No Regulation Better than Poor Regulation?: Legal and Regulatory Issues

This final session looked at whether current legal and regulatory issues facilitate or constrain the development of makerspaces. Tesh Dagne, an Open AIR researcher looking at the role of intellectual property (IP) in 3D printing, explained several scenarios of what policies governing 3D printing will look in the future. Each scenario however, will carry regulation and IP issues.

There is a disconnect b/w policy makers and the maker movement, in other words, there is a policy vacuum in Canada when it comes to makerspaces. So, how do we bring the issue of maker movement up the policy ladder?
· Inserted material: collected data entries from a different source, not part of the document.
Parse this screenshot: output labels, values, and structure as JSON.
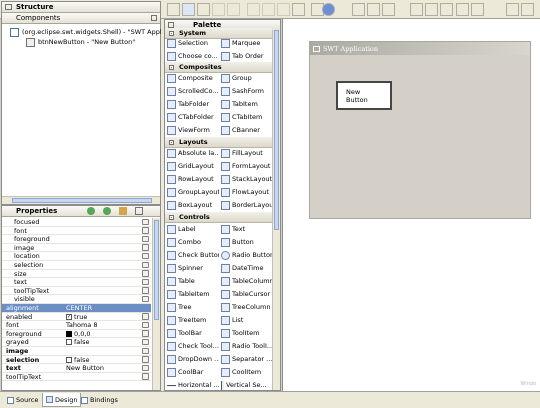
{
  "toolbar": {
    "icons": [
      "refresh-icon",
      "form-icon",
      "preview-icon",
      "undo-icon",
      "redo-icon",
      "cut-icon",
      "copy-icon",
      "paste-icon",
      "delete-icon",
      "test-icon",
      "globe-icon",
      "align-left-icon",
      "align-center-icon",
      "align-right-icon",
      "align-top-icon",
      "align-middle-icon",
      "align-bottom-icon",
      "grid-icon",
      "snap-icon"
    ]
  },
  "structure": {
    "title": "Structure",
    "components_label": "Components",
    "tree": [
      "(org.eclipse.swt.widgets.Shell) - \"SWT Applic",
      "btnNewButton - \"New Button\""
    ]
  },
  "properties": {
    "title": "Properties",
    "rows": [
      {
        "key": "focused",
        "value": ""
      },
      {
        "key": "font",
        "value": ""
      },
      {
        "key": "foreground",
        "value": ""
      },
      {
        "key": "image",
        "value": ""
      },
      {
        "key": "location",
        "value": ""
      },
      {
        "key": "selection",
        "value": ""
      },
      {
        "key": "size",
        "value": ""
      },
      {
        "key": "text",
        "value": ""
      },
      {
        "key": "toolTipText",
        "value": ""
      },
      {
        "key": "visible",
        "value": ""
      },
      {
        "key": "alignment",
        "value": "CENTER"
      },
      {
        "key": "enabled",
        "value": "true"
      },
      {
        "key": "font",
        "value": "Tahoma 8"
      },
      {
        "key": "foreground",
        "value": "0,0,0"
      },
      {
        "key": "grayed",
        "value": "false"
      },
      {
        "key": "image",
        "value": ""
      },
      {
        "key": "selection",
        "value": "false"
      },
      {
        "key": "text",
        "value": "New Button"
      },
      {
        "key": "toolTipText",
        "value": ""
      }
    ]
  },
  "palette": {
    "title": "Palette",
    "categories": [
      {
        "name": "System",
        "items": [
          "Selection",
          "Marquee",
          "Choose co...",
          "Tab Order"
        ]
      },
      {
        "name": "Composites",
        "items": [
          "Composite",
          "Group",
          "ScrolledCo...",
          "SashForm",
          "TabFolder",
          "TabItem",
          "CTabFolder",
          "CTabItem",
          "ViewForm",
          "CBanner"
        ]
      },
      {
        "name": "Layouts",
        "items": [
          "Absolute la...",
          "FillLayout",
          "GridLayout",
          "FormLayout",
          "RowLayout",
          "StackLayout",
          "GroupLayout",
          "FlowLayout",
          "BoxLayout",
          "BorderLayout"
        ]
      },
      {
        "name": "Controls",
        "items": [
          "Label",
          "Text",
          "Combo",
          "Button",
          "Check Button",
          "Radio Button",
          "Spinner",
          "DateTime",
          "Table",
          "TableColumn",
          "TableItem",
          "TableCursor",
          "Tree",
          "TreeColumn",
          "TreeItem",
          "List",
          "ToolBar",
          "ToolItem",
          "Check Tool...",
          "Radio ToolI...",
          "DropDown ...",
          "Separator ...",
          "CoolBar",
          "CoolItem",
          "Horizontal ...",
          "Vertical Se..."
        ]
      }
    ]
  },
  "design": {
    "window_title": "SWT Application",
    "button_label": "New Button",
    "watermark": "Windo"
  },
  "tabs": [
    {
      "label": "Source",
      "icon": "source-icon"
    },
    {
      "label": "Design",
      "icon": "design-icon"
    },
    {
      "label": "Bindings",
      "icon": "bindings-icon"
    }
  ]
}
Laurent Elder, a program leader for the International Development Research Centre (IDRC),  discussed whether or not the maker movement is a place where regulations should exist. Perhaps regulation matters, but it has to be used, or not used, carefully. For example, M-pesa is successful because of a lack of laws and regulations.


There is potentially much that Canadian “makers”, working in a predominantly formal economy, can learn from African makers, and vice versa, especially as the global maker movement evolves. The maker movement needs to be used to empower and benefit society. The DIY attitude is great, and in North America we can afford to have a job and go “hobby” on the weekend, but we need to use the movement to make a difference.

Next Steps

The workshop established three core challenges: (1) we need more and better information shared on campus; (2) we need to increase student engagement, interaction, and empowerment; and (3) we need to leverage mutual networks, assist each other is making connections. These challenges help inform next steps as uOttawa strengthens its role in the maker movement.